La catastrophe de Tchernobyl a marqué l’histoire nucléaire mondiale. Depuis l’accident de 1986, les règles de sécurité, de surveillance, de transparence ont évolué. Mais ce drame a également bouleversé notre connaissance de l’environnement. Car si le coup porté aux espèces animales et végétales était attendu, personne ne pensait voir la nature reprendre si rapidement ses droits. En quelques décennies, la zone d’exclusion est même devenue un refuge pour la biodiversité – lynx, loups, ours… – et un laboratoire pour les scientifiques.
C’est du reste en tentant d’observer l’influence de cet environnement extrême sur la faune que deux chercheurs espagnols, Pablo Burraco et German Orizaola, ont fait, en 2016, une curieuse découverte. Dans la zone d’exclusion de la centrale, leur attention s’est portée sur des grenouilles noires. Des spécimens pas tout à fait inconnus pour eux : la grenouille arboricole Hyla orientalis a été largement décrite. Ses cris, audibles à des kilomètres, sa vie dans les arbres, à proximité de points d’eau, ont été bien étudiés. « Sauf que celles-là étaient noires, raconte Pablo Burraco, postdoctorant à la station biologique Donana de Séville. Nous nous sommes demandé si cela pouvait être lié à l’accident. »

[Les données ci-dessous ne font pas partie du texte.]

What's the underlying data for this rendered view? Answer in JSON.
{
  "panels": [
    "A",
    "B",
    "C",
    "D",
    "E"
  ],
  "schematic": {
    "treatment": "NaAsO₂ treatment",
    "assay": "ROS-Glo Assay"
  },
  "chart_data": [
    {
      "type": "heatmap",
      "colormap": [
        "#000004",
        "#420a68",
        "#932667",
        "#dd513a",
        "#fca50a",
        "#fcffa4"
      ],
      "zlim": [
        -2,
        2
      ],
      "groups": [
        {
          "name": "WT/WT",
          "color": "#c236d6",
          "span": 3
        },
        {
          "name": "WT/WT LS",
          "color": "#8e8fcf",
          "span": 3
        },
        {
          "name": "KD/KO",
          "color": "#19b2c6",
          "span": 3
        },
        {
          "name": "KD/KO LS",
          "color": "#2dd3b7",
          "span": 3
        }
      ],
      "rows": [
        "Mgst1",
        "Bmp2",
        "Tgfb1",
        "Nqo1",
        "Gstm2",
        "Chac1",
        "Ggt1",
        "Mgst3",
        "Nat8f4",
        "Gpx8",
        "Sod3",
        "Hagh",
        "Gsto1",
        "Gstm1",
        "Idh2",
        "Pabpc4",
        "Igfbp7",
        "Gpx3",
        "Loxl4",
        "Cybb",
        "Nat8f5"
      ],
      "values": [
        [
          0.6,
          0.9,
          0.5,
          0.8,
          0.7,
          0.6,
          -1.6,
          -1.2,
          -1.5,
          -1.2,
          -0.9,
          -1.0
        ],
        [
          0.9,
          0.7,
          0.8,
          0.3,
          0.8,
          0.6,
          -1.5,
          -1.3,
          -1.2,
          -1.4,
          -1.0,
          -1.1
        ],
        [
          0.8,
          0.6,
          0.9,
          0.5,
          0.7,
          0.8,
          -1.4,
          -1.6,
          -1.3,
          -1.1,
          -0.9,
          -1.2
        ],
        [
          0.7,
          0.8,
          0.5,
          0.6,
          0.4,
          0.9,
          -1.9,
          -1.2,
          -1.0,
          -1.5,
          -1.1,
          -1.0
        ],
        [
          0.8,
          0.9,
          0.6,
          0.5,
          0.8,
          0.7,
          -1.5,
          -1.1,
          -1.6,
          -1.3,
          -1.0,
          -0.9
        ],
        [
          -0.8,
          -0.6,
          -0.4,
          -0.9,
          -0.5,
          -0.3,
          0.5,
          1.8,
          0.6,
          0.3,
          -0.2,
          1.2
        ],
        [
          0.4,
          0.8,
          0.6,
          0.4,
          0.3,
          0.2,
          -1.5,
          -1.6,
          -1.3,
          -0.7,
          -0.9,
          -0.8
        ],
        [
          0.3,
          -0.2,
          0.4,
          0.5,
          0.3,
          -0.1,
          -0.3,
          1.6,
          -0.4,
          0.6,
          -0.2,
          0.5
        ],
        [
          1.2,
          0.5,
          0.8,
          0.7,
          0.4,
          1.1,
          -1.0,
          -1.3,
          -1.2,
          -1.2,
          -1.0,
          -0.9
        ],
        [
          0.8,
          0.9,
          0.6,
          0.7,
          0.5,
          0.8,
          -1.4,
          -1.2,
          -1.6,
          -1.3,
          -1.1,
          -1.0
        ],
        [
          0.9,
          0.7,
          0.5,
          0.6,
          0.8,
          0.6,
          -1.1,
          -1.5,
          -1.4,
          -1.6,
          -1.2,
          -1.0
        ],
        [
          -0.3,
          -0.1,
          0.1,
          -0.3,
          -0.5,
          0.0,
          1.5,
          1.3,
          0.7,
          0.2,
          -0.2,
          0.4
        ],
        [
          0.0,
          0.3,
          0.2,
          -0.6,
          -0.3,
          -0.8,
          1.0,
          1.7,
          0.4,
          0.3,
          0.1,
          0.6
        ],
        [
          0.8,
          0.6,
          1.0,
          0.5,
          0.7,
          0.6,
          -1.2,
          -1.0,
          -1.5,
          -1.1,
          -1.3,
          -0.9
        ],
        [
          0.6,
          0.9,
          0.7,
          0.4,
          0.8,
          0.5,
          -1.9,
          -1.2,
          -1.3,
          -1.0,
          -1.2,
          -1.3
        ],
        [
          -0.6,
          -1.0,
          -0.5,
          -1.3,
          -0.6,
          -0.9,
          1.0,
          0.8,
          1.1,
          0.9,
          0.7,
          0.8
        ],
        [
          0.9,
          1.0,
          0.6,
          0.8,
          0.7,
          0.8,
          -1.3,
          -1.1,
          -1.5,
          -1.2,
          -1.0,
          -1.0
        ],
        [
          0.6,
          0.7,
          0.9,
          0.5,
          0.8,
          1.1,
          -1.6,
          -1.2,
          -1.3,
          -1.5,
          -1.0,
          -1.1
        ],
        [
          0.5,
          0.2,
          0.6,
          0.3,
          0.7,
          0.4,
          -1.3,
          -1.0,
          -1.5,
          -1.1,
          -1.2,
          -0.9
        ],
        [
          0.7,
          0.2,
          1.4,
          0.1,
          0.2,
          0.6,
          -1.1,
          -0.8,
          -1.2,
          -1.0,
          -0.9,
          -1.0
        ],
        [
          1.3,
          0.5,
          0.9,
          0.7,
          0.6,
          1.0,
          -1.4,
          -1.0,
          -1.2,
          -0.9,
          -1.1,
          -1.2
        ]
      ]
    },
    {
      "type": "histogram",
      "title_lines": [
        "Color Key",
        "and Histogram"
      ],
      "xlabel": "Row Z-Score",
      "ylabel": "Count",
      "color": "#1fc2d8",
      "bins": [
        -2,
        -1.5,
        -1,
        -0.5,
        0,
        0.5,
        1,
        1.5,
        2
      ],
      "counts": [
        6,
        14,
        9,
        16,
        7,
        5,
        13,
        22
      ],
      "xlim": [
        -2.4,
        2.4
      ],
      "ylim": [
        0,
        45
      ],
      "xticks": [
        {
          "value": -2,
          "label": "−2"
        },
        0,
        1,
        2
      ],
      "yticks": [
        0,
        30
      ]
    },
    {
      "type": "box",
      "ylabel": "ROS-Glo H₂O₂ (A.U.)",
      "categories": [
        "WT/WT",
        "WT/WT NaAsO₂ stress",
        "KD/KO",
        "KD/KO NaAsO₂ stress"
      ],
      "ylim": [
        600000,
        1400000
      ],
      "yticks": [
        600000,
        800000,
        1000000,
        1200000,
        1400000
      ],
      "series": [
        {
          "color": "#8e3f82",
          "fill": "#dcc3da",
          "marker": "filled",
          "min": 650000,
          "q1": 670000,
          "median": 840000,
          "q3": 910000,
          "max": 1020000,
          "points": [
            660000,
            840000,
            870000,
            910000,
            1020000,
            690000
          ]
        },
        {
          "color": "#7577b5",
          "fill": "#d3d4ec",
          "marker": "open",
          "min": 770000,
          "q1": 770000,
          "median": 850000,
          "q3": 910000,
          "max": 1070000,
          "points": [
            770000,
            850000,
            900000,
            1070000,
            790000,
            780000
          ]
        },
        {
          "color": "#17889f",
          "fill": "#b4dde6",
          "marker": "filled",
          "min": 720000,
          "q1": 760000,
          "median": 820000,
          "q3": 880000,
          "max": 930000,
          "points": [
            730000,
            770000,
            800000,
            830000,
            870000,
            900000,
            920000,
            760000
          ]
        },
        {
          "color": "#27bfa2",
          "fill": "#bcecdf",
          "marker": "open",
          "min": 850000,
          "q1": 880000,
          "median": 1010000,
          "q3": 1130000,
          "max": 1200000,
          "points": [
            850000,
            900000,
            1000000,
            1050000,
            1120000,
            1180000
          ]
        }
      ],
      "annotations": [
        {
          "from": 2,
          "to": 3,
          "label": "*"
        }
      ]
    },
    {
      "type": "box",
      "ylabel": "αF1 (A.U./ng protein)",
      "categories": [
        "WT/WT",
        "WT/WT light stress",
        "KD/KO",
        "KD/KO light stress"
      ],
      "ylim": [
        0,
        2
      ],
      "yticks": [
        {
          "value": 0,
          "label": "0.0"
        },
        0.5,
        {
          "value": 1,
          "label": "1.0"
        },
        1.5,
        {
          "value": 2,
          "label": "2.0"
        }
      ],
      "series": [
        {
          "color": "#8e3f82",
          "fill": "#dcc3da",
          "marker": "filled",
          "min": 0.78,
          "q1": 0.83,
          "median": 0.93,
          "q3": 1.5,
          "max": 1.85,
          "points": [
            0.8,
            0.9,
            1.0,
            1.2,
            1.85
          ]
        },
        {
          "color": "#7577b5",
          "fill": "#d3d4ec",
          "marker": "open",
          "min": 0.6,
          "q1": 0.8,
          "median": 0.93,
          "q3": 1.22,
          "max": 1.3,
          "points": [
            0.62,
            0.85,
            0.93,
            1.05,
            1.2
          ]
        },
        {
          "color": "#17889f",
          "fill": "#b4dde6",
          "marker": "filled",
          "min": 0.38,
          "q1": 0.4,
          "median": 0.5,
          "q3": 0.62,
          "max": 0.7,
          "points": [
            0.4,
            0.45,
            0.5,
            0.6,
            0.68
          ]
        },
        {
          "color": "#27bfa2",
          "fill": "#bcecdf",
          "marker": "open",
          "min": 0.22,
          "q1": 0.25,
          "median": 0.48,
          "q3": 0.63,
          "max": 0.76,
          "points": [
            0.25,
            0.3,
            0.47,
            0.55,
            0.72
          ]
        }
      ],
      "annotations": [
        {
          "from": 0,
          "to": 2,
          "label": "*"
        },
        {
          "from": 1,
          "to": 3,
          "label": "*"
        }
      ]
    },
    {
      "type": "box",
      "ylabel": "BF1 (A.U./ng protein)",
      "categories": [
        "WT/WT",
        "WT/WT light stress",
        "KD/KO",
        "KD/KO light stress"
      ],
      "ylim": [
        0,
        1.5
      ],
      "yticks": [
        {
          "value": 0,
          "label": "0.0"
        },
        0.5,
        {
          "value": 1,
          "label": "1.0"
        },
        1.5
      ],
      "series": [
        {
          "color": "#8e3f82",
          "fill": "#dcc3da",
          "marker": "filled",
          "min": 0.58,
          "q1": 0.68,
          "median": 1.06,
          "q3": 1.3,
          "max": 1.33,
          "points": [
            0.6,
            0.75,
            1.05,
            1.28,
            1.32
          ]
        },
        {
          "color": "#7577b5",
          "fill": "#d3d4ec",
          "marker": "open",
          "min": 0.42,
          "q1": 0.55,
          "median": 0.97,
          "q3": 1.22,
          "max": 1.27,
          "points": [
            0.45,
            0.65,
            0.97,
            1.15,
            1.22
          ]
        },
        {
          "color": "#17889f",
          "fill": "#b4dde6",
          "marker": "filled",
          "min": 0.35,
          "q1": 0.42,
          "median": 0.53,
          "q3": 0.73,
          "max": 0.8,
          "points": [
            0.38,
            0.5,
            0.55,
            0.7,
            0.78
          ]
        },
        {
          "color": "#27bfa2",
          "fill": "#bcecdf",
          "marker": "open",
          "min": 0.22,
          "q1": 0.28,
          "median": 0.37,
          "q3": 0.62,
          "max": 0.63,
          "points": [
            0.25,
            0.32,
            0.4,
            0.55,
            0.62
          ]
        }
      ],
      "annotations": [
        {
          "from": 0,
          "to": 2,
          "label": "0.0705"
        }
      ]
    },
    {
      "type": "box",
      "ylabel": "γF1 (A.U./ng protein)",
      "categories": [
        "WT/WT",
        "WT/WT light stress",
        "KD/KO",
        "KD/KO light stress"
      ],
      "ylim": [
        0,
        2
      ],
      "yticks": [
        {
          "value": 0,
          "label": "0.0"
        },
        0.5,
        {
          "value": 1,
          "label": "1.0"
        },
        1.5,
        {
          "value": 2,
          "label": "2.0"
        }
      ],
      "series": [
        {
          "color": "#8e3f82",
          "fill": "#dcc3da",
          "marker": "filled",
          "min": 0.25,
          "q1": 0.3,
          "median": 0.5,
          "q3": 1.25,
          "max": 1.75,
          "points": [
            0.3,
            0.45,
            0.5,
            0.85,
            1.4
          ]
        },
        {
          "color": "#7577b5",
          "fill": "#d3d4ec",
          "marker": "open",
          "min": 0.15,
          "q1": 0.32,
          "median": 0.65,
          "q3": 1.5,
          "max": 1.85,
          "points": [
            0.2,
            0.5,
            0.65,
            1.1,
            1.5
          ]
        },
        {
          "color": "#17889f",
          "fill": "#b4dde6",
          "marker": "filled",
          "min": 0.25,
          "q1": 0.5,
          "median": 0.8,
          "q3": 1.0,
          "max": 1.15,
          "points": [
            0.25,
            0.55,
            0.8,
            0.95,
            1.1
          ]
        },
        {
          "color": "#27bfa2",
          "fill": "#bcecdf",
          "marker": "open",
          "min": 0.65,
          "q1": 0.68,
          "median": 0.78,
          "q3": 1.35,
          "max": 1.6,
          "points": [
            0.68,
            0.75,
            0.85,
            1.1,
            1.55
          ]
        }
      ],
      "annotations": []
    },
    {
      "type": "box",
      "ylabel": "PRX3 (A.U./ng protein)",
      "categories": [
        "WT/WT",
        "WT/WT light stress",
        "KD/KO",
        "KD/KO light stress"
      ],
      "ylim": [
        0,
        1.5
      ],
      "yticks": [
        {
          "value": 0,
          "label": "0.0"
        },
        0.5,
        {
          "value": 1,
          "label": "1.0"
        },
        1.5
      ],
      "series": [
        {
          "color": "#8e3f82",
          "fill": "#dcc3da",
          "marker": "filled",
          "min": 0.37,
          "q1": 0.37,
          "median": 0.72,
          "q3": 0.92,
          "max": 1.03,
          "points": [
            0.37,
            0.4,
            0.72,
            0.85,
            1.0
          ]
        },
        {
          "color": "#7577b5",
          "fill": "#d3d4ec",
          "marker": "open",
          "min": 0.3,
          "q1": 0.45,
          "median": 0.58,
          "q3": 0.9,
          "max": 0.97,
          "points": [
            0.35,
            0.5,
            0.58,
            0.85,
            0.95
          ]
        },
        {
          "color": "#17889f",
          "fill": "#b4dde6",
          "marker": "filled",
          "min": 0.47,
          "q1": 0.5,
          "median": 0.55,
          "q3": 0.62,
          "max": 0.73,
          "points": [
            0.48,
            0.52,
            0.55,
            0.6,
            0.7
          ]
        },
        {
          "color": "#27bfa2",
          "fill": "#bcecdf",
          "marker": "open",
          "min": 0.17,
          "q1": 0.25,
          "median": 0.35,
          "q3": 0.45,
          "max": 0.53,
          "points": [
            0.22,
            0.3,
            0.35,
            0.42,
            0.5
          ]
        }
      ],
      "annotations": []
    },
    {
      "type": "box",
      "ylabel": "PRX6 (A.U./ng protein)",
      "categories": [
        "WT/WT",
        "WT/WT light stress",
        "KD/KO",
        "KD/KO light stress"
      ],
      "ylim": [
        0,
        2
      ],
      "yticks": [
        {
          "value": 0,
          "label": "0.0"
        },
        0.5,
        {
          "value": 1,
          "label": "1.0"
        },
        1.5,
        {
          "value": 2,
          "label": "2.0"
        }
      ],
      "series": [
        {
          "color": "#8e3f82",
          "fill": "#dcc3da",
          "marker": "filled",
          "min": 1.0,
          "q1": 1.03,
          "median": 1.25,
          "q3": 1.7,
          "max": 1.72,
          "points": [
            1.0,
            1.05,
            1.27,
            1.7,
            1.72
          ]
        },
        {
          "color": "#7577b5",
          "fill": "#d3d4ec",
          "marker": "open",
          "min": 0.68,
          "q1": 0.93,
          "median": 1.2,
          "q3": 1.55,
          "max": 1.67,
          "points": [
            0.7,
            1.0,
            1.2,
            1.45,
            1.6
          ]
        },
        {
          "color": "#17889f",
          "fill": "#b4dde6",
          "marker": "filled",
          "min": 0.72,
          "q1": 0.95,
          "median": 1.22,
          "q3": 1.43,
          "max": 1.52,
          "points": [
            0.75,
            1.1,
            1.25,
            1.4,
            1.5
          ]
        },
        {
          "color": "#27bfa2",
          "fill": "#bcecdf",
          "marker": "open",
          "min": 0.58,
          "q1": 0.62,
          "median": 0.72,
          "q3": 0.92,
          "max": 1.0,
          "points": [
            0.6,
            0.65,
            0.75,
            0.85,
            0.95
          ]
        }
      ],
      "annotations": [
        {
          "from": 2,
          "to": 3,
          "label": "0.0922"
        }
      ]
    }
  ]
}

Dans un article publié le 28 août dans la revue Evolutionary Applications, les deux scientifiques répondent clairement par l’affirmative. C’est bien l’extraordinaire pression de sélection provoquée par les rayons ionisants qui a dirigé l’évolution des amphibiens du vert vers le noir. Pour en apporter la démonstration, il leur a fallu retourner quatre années de suite dans la zone rouge. « Il est interdit d’y séjourner plus de quinze jours par an, et nous voulions collecter suffisamment d’échantillons pour mener des approches physiologiques, génétiques et morphologiques », poursuit le chercheur. Ils ont ainsi pu recueillir 189 individus venus de 12 localités, à l’intérieur et à l’extérieur du périmètre d’exclusion.
Exposition aux rayons ionisants
La comparaison est édifiante. Plus les grenouilles proviennent de zones fortement irradiées, plus leur peau apparaît sombre. En étudiant la quantité de césium relevée dans les mois qui ont suivi la catastrophe et la carte actuelle, ils ont même pu préciser leur conclusion : ce sont bien les rayons ionisants enregistrés dans les mois qui ont suivi le drame qui guident le phénomène.
Par quel mécanisme ? Là encore, leur réponse est sans appel : la mélanine. Le pigment abonde sur la peau des grenouilles noires. « Ça ne doit pas nous surprendre, indique Pablo Burraco. Nous pouvons comparer nos observations à la coloration de la peau associée aux rayons du soleil chez les humains. » Ne surtout pas en conclure que les Noirs peuvent sans danger siffloter au cœur des réacteurs. D’autant que la manière dont la mélanine dissipe l’énergie des rayons ionisants reste encore à étudier.